4.3 Un'altra stanza nel castello


Una rumorosa introduzione orchestrale conduce all’ Andante sostenuto, un confessionale di Macbeth
Pietà, rispetto, amore, un'efficace aria lenta con alcune sorprendenti modulazioni interne. Conclusa
l'aria, i soldati si precipitano ad annunciare l'apparente avvicinamento del bosco di Birnam; segue una
battaglia orchestrale pseudo-fuga durante la quale Macbeth, rimasto solo, fronteggia l'invasore, ma è
ucciso in duello da Macduff, l'uomo che, venuto al mondo con una sorta di parto cesareo, avvera la
seconda parte del vaticinio ("nessun nato di donna ti nuoce").
Nel 1847 l'opera si concluse con una breve scena melodrammatica per Macbeth, Mel per me piena di
gesti declamatori che richiamano fili motivici del dramma. Per il 1865 Verdi lo sostituì con un Inno
alla Vittoria, Macbeth, Macbeth ov'è', un numero nel suo stile più moderno, con più di un accenno di
Offenbach nei suoi ritmi puntati, e forse anche un accenno di Marsigliese nelle sue battute finali.

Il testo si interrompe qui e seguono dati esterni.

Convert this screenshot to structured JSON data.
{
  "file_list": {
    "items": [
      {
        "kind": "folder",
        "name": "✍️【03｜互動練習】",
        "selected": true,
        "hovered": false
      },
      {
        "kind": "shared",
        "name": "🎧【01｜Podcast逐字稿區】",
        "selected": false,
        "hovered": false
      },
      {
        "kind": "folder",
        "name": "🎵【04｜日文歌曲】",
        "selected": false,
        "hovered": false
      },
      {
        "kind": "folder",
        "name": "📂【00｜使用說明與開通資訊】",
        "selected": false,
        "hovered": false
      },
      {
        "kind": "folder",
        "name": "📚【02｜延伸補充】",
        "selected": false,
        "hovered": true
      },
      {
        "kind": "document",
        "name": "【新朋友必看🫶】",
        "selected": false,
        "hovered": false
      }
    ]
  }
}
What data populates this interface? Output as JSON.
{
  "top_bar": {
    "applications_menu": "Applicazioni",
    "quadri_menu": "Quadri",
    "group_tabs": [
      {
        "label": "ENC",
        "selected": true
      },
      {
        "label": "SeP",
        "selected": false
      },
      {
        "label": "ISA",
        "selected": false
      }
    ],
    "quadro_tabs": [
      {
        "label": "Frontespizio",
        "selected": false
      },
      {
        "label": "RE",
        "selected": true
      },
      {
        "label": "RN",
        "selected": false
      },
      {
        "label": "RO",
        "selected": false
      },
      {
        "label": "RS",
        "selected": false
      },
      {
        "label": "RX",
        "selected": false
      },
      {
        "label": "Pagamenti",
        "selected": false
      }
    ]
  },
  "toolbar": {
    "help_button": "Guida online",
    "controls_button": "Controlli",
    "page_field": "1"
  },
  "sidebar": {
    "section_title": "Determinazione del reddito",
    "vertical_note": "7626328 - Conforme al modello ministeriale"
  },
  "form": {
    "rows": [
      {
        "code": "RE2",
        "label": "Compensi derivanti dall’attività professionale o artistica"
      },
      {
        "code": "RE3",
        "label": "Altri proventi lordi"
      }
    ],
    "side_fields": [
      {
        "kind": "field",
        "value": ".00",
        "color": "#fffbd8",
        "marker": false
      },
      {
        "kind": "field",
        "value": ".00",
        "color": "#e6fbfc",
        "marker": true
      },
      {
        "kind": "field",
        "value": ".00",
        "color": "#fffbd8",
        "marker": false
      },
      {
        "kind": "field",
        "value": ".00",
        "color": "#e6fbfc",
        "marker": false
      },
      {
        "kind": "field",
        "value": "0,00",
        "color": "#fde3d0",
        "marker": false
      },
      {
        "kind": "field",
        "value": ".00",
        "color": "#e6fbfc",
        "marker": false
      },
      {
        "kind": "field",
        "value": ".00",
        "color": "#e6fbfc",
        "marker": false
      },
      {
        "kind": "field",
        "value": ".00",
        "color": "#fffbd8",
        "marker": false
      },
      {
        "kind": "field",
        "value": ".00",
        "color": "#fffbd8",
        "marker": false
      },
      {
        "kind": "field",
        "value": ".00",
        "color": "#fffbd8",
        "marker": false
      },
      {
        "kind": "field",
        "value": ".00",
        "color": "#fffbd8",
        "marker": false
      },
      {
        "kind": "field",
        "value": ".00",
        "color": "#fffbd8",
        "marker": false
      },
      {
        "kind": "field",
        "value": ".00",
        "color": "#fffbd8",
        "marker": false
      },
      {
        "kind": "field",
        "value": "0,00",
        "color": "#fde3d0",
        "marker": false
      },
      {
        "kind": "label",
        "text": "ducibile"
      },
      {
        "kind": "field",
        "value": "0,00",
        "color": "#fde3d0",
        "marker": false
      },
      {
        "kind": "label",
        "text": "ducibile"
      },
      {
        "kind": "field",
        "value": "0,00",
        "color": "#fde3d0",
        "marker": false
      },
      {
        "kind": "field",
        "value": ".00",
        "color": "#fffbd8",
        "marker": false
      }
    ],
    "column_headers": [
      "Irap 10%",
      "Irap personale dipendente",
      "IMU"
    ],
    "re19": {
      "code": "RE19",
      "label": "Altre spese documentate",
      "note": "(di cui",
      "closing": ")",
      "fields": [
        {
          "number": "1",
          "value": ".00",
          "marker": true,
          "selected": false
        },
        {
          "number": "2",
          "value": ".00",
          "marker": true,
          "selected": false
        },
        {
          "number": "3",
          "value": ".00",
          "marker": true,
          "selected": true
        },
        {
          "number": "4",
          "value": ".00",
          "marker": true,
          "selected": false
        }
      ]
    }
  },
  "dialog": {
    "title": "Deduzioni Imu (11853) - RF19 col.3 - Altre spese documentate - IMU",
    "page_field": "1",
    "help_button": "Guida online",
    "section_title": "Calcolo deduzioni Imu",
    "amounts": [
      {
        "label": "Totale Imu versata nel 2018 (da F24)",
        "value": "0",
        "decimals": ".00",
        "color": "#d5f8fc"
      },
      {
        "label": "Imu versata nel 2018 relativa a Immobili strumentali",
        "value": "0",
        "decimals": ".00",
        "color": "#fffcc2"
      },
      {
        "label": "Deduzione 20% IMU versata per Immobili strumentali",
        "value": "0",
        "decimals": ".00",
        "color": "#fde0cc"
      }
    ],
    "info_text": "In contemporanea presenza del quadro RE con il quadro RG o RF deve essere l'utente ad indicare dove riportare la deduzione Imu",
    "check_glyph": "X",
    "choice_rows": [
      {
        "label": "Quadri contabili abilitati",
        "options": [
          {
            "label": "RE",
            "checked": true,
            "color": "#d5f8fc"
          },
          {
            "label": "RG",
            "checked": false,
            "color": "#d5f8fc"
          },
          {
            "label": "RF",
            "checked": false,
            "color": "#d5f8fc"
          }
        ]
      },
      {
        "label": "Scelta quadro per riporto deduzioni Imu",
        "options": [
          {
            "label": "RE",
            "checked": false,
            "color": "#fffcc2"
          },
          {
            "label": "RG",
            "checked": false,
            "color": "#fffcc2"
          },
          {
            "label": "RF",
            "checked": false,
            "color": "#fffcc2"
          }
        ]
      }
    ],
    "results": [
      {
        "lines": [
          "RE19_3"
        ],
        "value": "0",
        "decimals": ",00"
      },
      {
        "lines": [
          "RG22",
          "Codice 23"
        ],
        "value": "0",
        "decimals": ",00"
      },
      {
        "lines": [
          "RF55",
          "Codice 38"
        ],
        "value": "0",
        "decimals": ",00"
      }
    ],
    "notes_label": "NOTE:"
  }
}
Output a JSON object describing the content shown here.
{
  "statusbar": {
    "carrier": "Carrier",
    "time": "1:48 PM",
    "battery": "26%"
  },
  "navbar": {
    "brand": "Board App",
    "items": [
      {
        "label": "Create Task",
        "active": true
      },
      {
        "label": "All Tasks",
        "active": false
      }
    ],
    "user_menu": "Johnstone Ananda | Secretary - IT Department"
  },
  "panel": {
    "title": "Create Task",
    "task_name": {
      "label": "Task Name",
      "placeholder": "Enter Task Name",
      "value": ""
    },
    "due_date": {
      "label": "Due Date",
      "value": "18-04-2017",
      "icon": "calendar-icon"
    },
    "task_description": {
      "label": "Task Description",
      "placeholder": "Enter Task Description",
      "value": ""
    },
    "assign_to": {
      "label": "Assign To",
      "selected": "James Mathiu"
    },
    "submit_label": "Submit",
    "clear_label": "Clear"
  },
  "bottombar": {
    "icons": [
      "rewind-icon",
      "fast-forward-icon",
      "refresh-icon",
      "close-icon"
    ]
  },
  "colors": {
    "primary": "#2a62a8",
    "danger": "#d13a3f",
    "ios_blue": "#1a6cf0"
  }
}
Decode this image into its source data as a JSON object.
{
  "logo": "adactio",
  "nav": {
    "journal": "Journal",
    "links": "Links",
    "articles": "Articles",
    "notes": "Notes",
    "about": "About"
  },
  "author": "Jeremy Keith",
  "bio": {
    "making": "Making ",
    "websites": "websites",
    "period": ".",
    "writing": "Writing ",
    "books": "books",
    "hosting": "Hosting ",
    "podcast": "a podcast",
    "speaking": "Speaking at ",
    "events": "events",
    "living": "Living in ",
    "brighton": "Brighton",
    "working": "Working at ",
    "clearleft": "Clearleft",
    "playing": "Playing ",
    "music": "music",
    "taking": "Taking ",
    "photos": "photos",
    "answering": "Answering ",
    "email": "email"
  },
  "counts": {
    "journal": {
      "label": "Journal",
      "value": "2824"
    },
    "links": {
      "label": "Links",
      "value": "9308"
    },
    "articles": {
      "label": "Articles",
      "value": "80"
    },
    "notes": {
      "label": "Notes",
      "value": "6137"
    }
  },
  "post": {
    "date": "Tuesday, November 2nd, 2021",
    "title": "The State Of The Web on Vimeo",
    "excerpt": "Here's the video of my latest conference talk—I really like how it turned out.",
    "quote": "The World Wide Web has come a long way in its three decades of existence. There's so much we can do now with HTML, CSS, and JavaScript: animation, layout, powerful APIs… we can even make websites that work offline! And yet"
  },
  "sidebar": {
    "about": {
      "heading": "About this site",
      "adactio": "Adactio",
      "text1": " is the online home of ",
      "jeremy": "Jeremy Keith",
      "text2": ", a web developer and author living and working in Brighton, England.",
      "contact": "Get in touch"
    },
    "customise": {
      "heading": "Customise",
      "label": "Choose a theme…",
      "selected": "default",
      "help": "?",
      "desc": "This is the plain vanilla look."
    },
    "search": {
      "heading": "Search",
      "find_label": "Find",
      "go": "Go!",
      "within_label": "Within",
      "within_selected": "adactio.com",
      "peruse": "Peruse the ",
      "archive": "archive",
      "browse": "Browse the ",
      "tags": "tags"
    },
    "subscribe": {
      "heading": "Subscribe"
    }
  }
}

Non c'è dubbio che la percezione spesso espressa da Verdi del Macbeth del 1847 come un'opera
particolarmente importante, nobilitata dal suo tema shakespeariano, sia stata quella che ha convertito
con successo in sostanza drammatica. Gran parte dell'opera mostra un'attenzione ai dettagli senza
precedenti nelle opere precedenti. Ciò vale tanto per i numeri "convenzionali", come l'aria di apertura
di Lady Macbeth o il successivo duetto con Macbeth, quanto per esperimenti formali come il duettino
Macbeth-Banquo nel 1° Atto. Inoltre, il nuovo standard stabilito da Macbeth era uno da cui Verdi si
ritirò raramente nelle opere successive.
Le revisioni del 1865 arricchiscono indubbiamente la partitura, fornendo molti dei suoi brani più
efficaci, in particolare La luce langue e il ritornello di apertura del 4° Atto. Chiaramente il senso di
disparità stilistica creata dalle revisioni non riguardava Verdi; infatti, per la maggior parte ha fatto
pochi tentativi per abbinare i numeri di sostituzione con il corpo principale della partitura, producendo
invece brani che sono tra i più armonicamente avanzati della sua successiva carriera. Tale disparità
non dovrebbe preoccuparci: la revisione del 1865 continuerà sicuramente ad essere la versione più
comunemente eseguita di questa magnifica opera.